Thanks for these thoughts–yours and a few of Hopkins’. I too am fond of trees. Let me think now….trees; family trees that go back to before we were human; a human link to trees (food, shelter, fuel, beauty, god) that goes back to before we were human….
Wilma, thanks for your thoughts, too, which I always enjoy immeasurably! I wonder how many cultures have found divinity living inside trees?
I saved a leaf from a tree in Vermont. I can’t find the leaf now. I know I never tossed it, but have no idea where it went. I also have no idea what my obsessions are. Gonna have to think about that.
I hope you find your leaf! Go back through your writing and I think you will find your obsessions. Perfect lawns, maybe? hahaha
Luanne,
this is a lovely meditative moment about trees, family and observation. One observation that can be made is the symbolic relationship between families and trees… you aren’t so far from your favorite subject as you think perhaps!
Wow, Renee, I’d never thought of that! What an intriguing thought!
Interesting thoughts on obsessions. Overall, I write about family and my childhood, but have whittled that down to “home,” which seems to be an ongoing theme for me. Having one, losing one, feeling at home, and things/people that feel like/remind me of home. I have noticed I have more of an obsession when it comes to photography. I tend to photograph bridges and overpasses, sometimes roads…to home?
Cheryl, how lovely! All the paths leading back to home. Absolutely beautiful! I noticed that you wrote a memoir about moving so often, so that makes sense that this would be an obsession. Your inspirations Mary Karr and Tobias Wolff are two of mine also!
I just discovered a blog, The Ambiguity of Fences.
It is a blog of pictures of fences. I’m hooked! Can there be a tie-in with bridges and homes? I think so!
Wow, that sounds so cool! I’m sure there is and you’re reminding me of Robert Frost (the famous quote from “Death of the Hired Man” and the famous quote from the fence poem “Mending Wall.”
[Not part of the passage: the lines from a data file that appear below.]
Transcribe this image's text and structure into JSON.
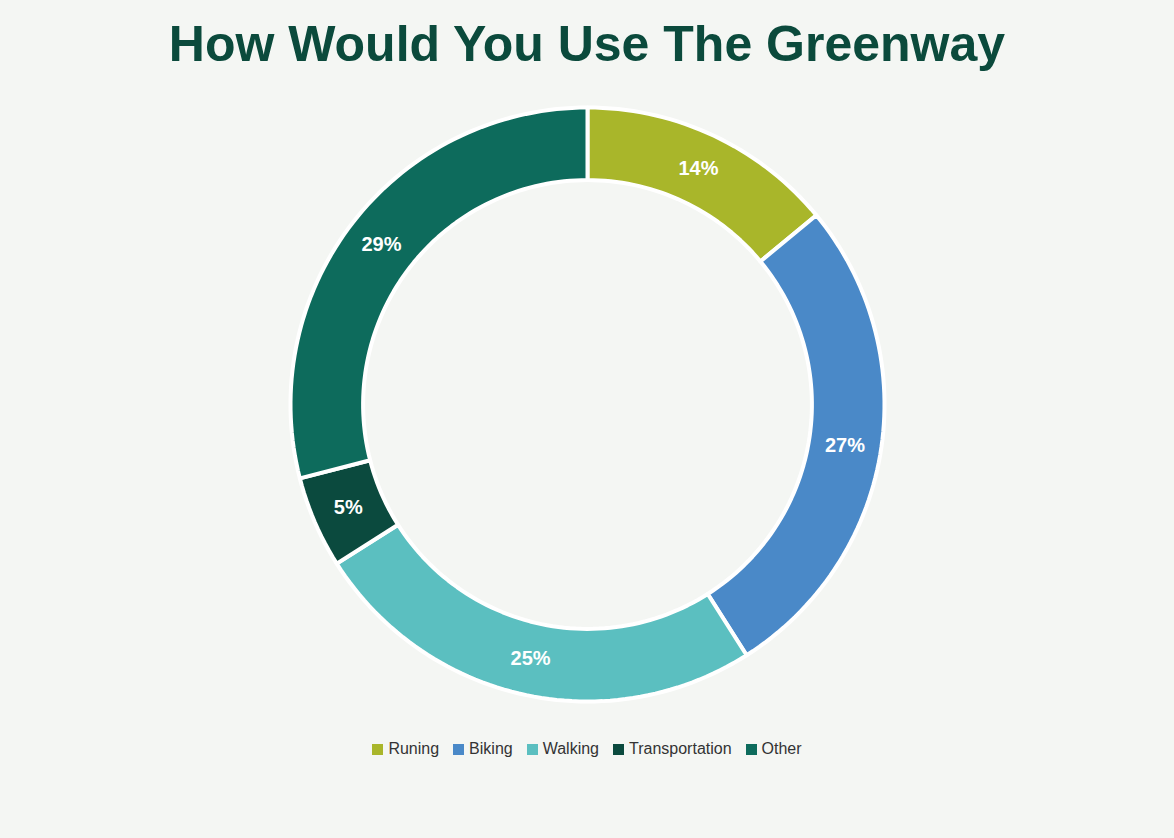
{
  "chart_data": {
    "type": "donut",
    "title": "How Would You Use The Greenway",
    "categories": [
      "Runing",
      "Biking",
      "Walking",
      "Transportation",
      "Other"
    ],
    "values": [
      14,
      27,
      25,
      5,
      29
    ],
    "value_labels": [
      "14%",
      "27%",
      "25%",
      "5%",
      "29%"
    ],
    "colors": [
      "#a9b62a",
      "#4a89c8",
      "#5bbfc0",
      "#0b4a3e",
      "#0d6b5c"
    ],
    "data_labels": true,
    "legend": "bottom"
  }
}
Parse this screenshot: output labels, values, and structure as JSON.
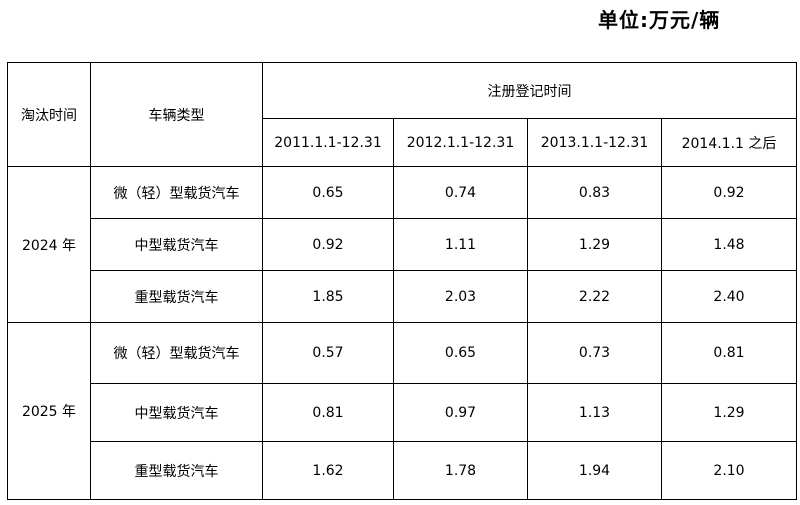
{
  "unit": "单位:万元/辆",
  "header": {
    "elimination_time": "淘汰时间",
    "vehicle_type": "车辆类型",
    "registration_time": "注册登记时间",
    "periods": [
      "2011.1.1-12.31",
      "2012.1.1-12.31",
      "2013.1.1-12.31",
      "2014.1.1 之后"
    ]
  },
  "groups": [
    {
      "year": "2024 年",
      "rows": [
        {
          "type": "微（轻）型载货汽车",
          "values": [
            "0.65",
            "0.74",
            "0.83",
            "0.92"
          ]
        },
        {
          "type": "中型载货汽车",
          "values": [
            "0.92",
            "1.11",
            "1.29",
            "1.48"
          ]
        },
        {
          "type": "重型载货汽车",
          "values": [
            "1.85",
            "2.03",
            "2.22",
            "2.40"
          ]
        }
      ]
    },
    {
      "year": "2025 年",
      "rows": [
        {
          "type": "微（轻）型载货汽车",
          "values": [
            "0.57",
            "0.65",
            "0.73",
            "0.81"
          ]
        },
        {
          "type": "中型载货汽车",
          "values": [
            "0.81",
            "0.97",
            "1.13",
            "1.29"
          ]
        },
        {
          "type": "重型载货汽车",
          "values": [
            "1.62",
            "1.78",
            "1.94",
            "2.10"
          ]
        }
      ]
    }
  ]
}
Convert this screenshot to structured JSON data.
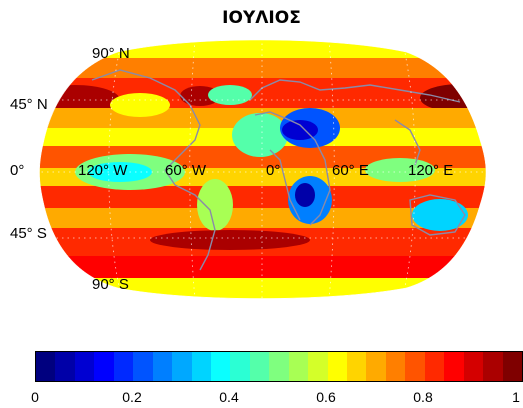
{
  "title": "ΙΟΥΛΙΟΣ",
  "map": {
    "projection": "Robinson",
    "lat_labels": [
      "90° N",
      "45° N",
      "0°",
      "45° S",
      "90° S"
    ],
    "lon_labels": [
      "120° W",
      "60° W",
      "0°",
      "60° E",
      "120° E"
    ],
    "palette": [
      "#00007f",
      "#0000a8",
      "#0000d2",
      "#0000ff",
      "#0029ff",
      "#0054ff",
      "#007fff",
      "#00a8ff",
      "#00d4ff",
      "#0affff",
      "#2bffd4",
      "#54ffaa",
      "#7fff7f",
      "#a8ff54",
      "#d4ff29",
      "#ffff00",
      "#ffd400",
      "#ffaa00",
      "#ff7f00",
      "#ff5400",
      "#ff2900",
      "#ff0000",
      "#d40000",
      "#aa0000",
      "#7f0000"
    ],
    "land_color": "#8a8aa8"
  },
  "colorbar": {
    "ticks": [
      "0",
      "0.2",
      "0.4",
      "0.6",
      "0.8",
      "1"
    ],
    "range": [
      0,
      1
    ]
  }
}
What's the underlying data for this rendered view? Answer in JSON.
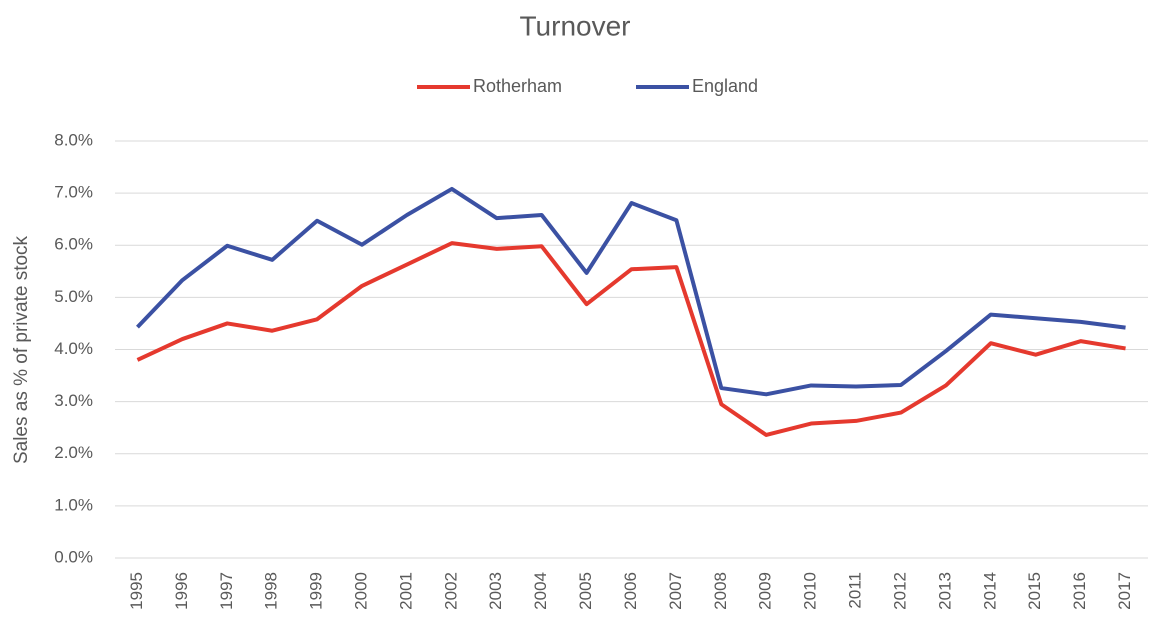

I don’t have to wonder–I am obsessed with trees (the moringa tree, the neem tree, the majestic baobab, the prickly pachypodium…) But, speaking of red, I am also infatuated with the tiny ruby jewels called Lithops optica ‘Rubra.’ These so-called living stones are absolutely darling (and looking very red this time of year).
Oh my goodness! You’re on Devil’s Island? This sounds like such a wealth of trees! So exciting! I thought these were African trees?
Well, they are (except for the neem and the moringa–though moringa trees grow in, and can probably feed, Africa). None of the trees I grow are from here–it’s just my obsession with trees (and growing plants from seed), and Africa! The lithops, whose seeds are like dust, are also from Africa. Where else?